Whole Life Insurance as an Investment

Some life insurance agents attempt to sell whole life insurance for its investment potential. While whole can provide needed cash after a period of time, there are also some disadvantages to the whole life investment strategy. For some people, a better strategy is to keep their life insurance program separate from their investment portfolio.

  1. Identification

    • As its name implies, whole life insurance is designed to last for the rest of your life. As you pay premiums over time, a portion of your payment is used to build a guaranteed cash fund, which you can access while you're still alive by taking a low-interest loan against the cash value. If you live to a ripe old age, typically 95 or 100, the policy endows, meaning you would receive the face amount of the policy. If you die before that time, your beneficiaries receive the face amount.

    Investment Benefits

    • Whole life can be used for investment purposes. The cash fund continues to increase over time, and you can take a policy loan to cover financial emergencies, to help pay for a child's education or to supplement income in retirement. You are not required to pay back the money, and you typically don't need to pay taxes on the loan amount. Whole life can be a form of "forced savings," which can be a benefit if you are not very disciplined at putting money away.

    Drawbacks

    • A drawback to using whole life as an investment vehicle is that a number of fees are deducted from the cash value to cover the insurance company's expenses. The cash value tends to build slowly, so it can be several years until you're able to accumulate a significant amount. And while you aren't required to pay back money you withdraw in the form of a loan, any outstanding balance plus interest will be deducted from the face amount upon your death.
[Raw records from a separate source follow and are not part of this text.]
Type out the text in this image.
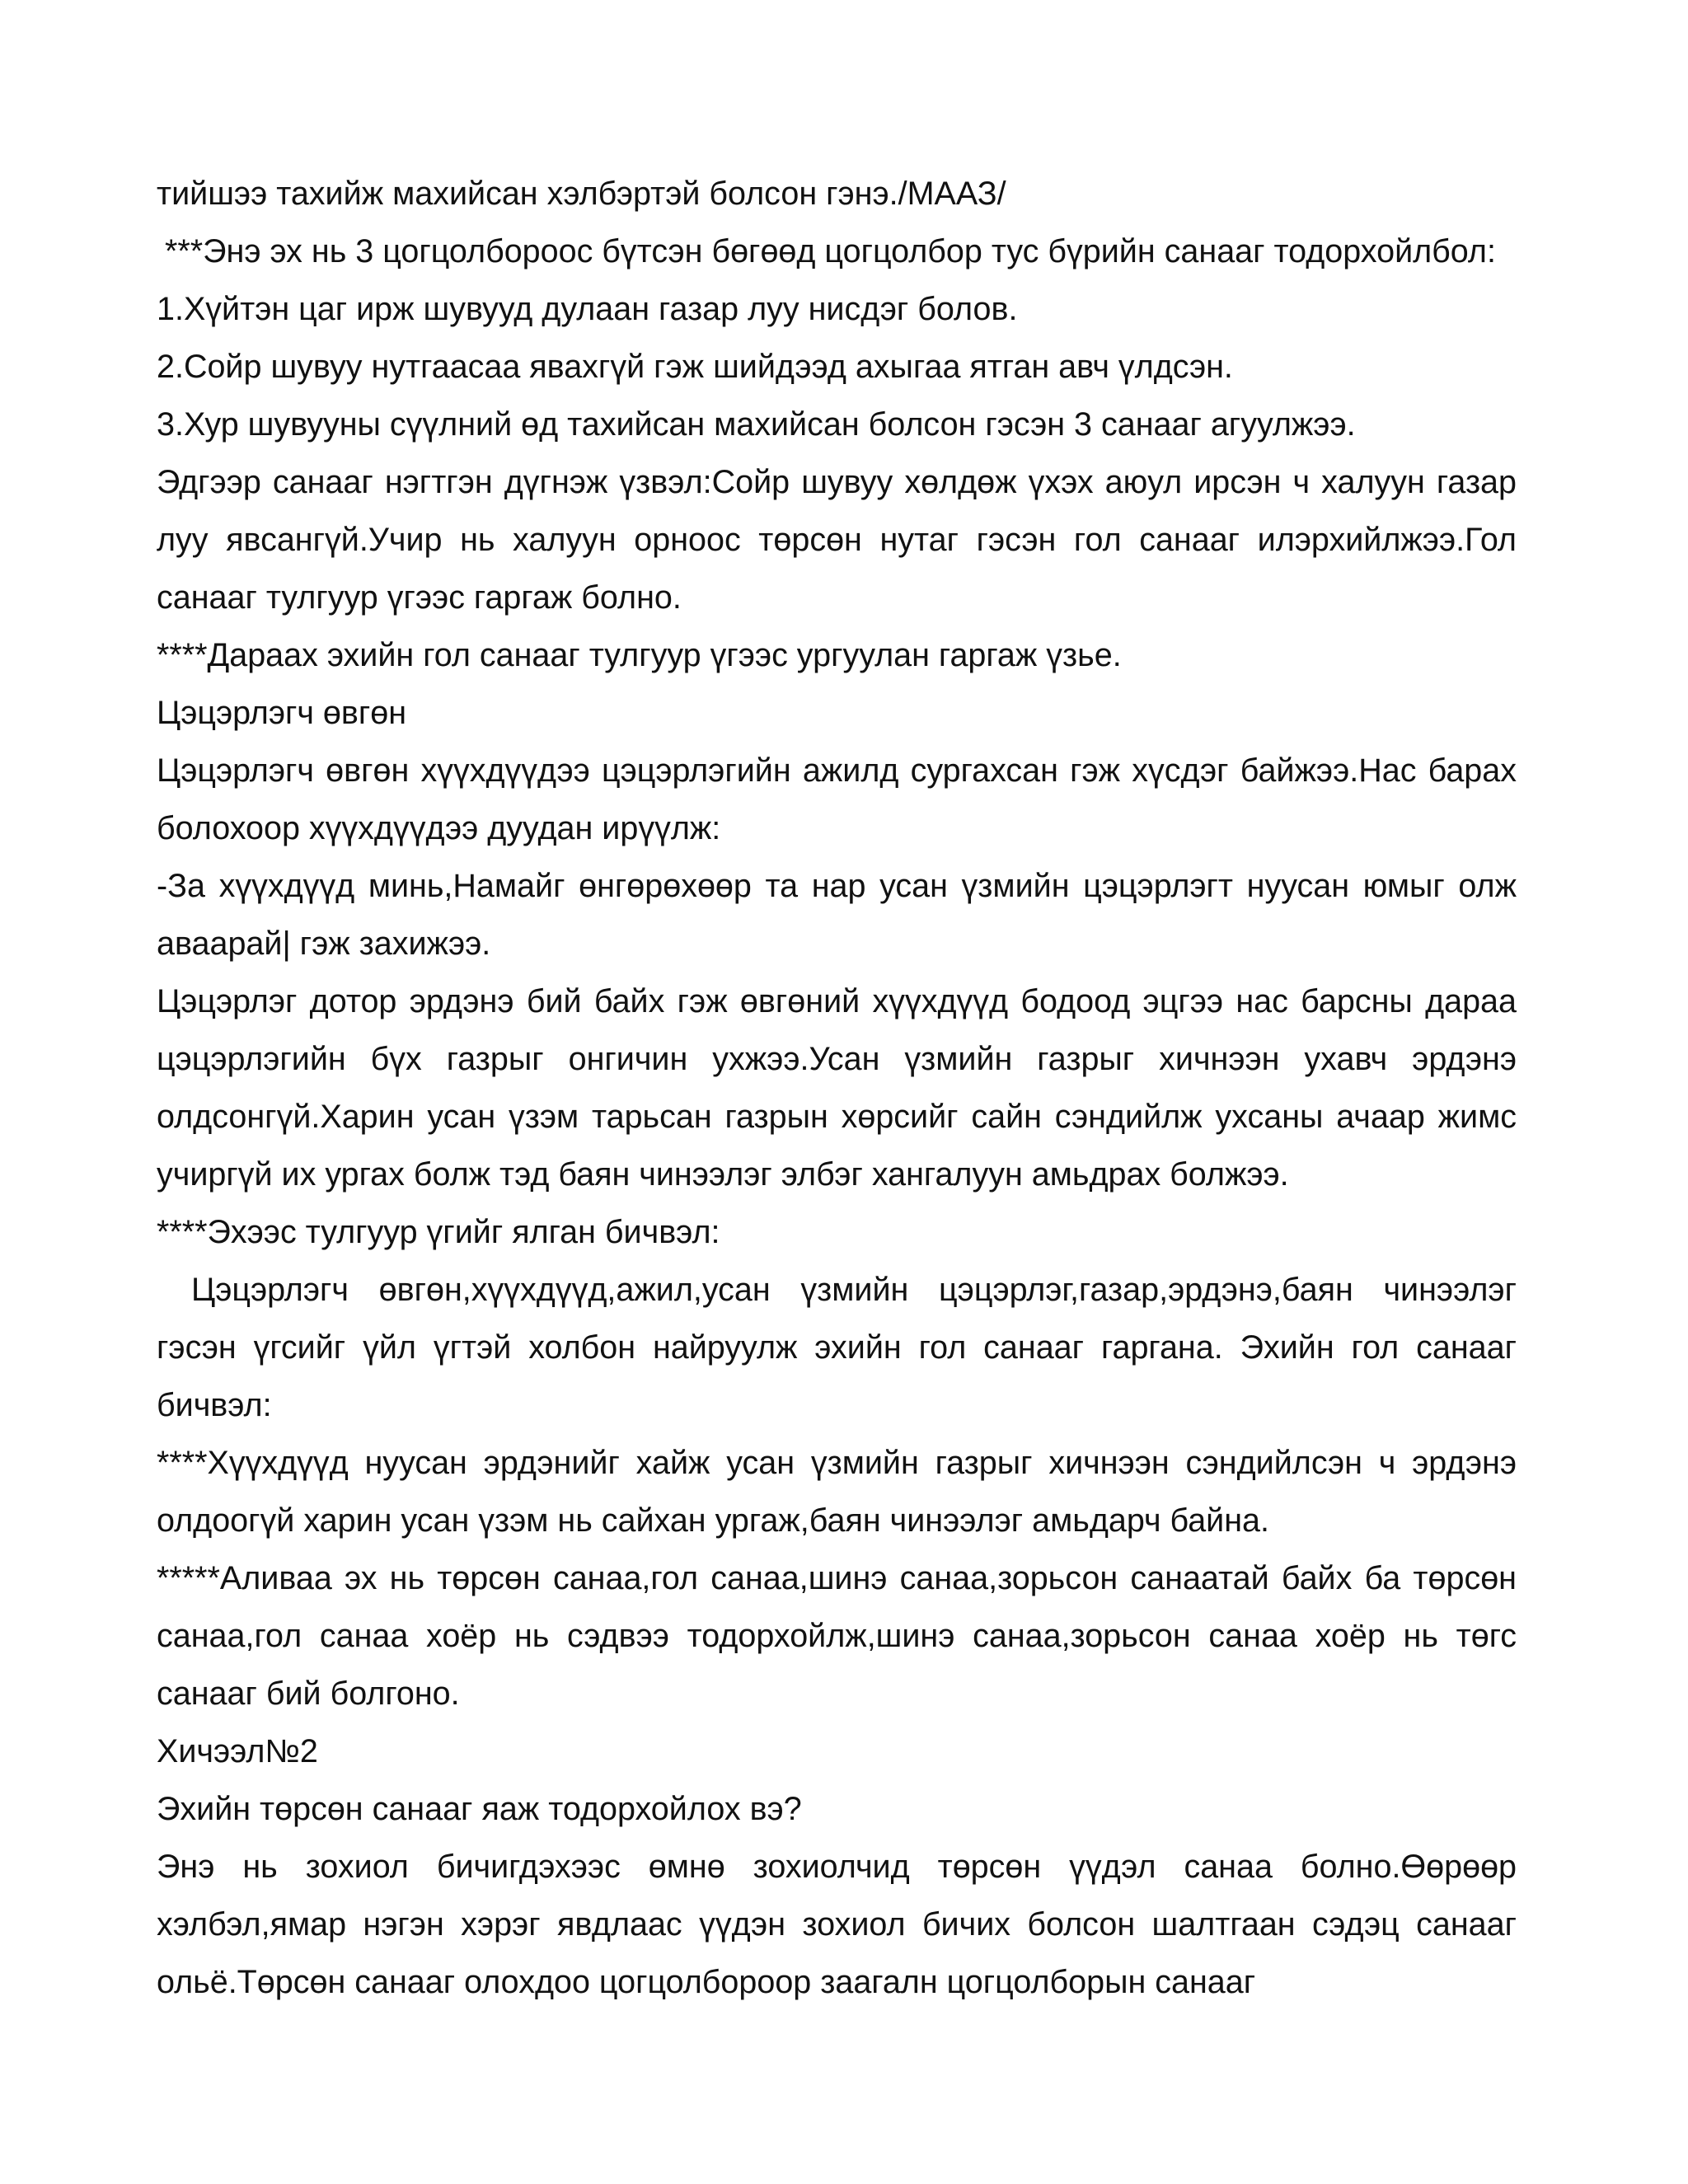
тийшээ тахийж махийсан хэлбэртэй болсон гэнэ./МААЗ/

***Энэ эх нь 3 цогцолбороос бүтсэн бөгөөд цогцолбор тус бүрийн санааг тодорхойлбол:

1.Хүйтэн цаг ирж шувууд дулаан газар луу нисдэг болов.

2.Сойр шувуу нутгаасаа явахгүй гэж шийдээд ахыгаа ятган авч үлдсэн.

3.Хур шувууны сүүлний өд тахийсан махийсан болсон гэсэн 3 санааг агуулжээ.

Эдгээр санааг нэгтгэн дүгнэж үзвэл:Сойр шувуу хөлдөж үхэх аюул ирсэн ч халуун газар луу явсангүй.Учир нь халуун орноос төрсөн нутаг гэсэн гол санааг илэрхийлжээ.Гол санааг тулгуур үгээс гаргаж болно.

****Дараах эхийн гол санааг тулгуур үгээс ургуулан гаргаж үзье.

Цэцэрлэгч өвгөн

Цэцэрлэгч өвгөн хүүхдүүдээ цэцэрлэгийн ажилд сургахсан гэж хүсдэг байжээ.Нас барах болохоор хүүхдүүдээ дуудан ирүүлж:

-За хүүхдүүд минь,Намайг өнгөрөхөөр та нар усан үзмийн цэцэрлэгт нуусан юмыг олж аваарай| гэж захижээ.

Цэцэрлэг дотор эрдэнэ бий байх гэж өвгөний хүүхдүүд бодоод эцгээ нас барсны дараа цэцэрлэгийн бүх газрыг онгичин ухжээ.Усан үзмийн газрыг хичнээн ухавч эрдэнэ олдсонгүй.Харин усан үзэм тарьсан газрын хөрсийг сайн сэндийлж ухсаны ачаар жимс учиргүй их ургах болж тэд баян чинээлэг элбэг хангалуун амьдрах болжээ.

****Эхээс тулгуур үгийг ялган бичвэл:

Цэцэрлэгч өвгөн,хүүхдүүд,ажил,усан үзмийн цэцэрлэг,газар,эрдэнэ,баян чинээлэг гэсэн үгсийг үйл үгтэй холбон найруулж эхийн гол санааг гаргана. Эхийн гол санааг бичвэл:

****Хүүхдүүд нуусан эрдэнийг хайж усан үзмийн газрыг хичнээн сэндийлсэн ч эрдэнэ олдоогүй харин усан үзэм нь сайхан ургаж,баян чинээлэг амьдарч байна.

*****Аливаа эх нь төрсөн санаа,гол санаа,шинэ санаа,зорьсон санаатай байх ба төрсөн санаа,гол санаа хоёр нь сэдвээ тодорхойлж,шинэ санаа,зорьсон санаа хоёр нь төгс санааг бий болгоно.

Хичээл№2

Эхийн төрсөн санааг яаж тодорхойлох вэ?

Энэ нь зохиол бичигдэхээс өмнө зохиолчид төрсөн үүдэл санаа болно.Өөрөөр хэлбэл,ямар нэгэн хэрэг явдлаас үүдэн зохиол бичих болсон шалтгаан сэдэц санааг ольё.Төрсөн санааг олохдоо цогцолбороор заагалн цогцолборын санааг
    Term Insurance Strategy

    • An alternative to using whole life as an investment is to purchase a less expensive term life policy for an equal face amount, and invest the premium savings into a financial instrument of your choosing. While term insurance does not build cash value, you may be able to build more cash by investing in products like mutual funds, an IRA or a 401k plan at work. You'll still have the insurance protection you need and you'll have greater control over your money.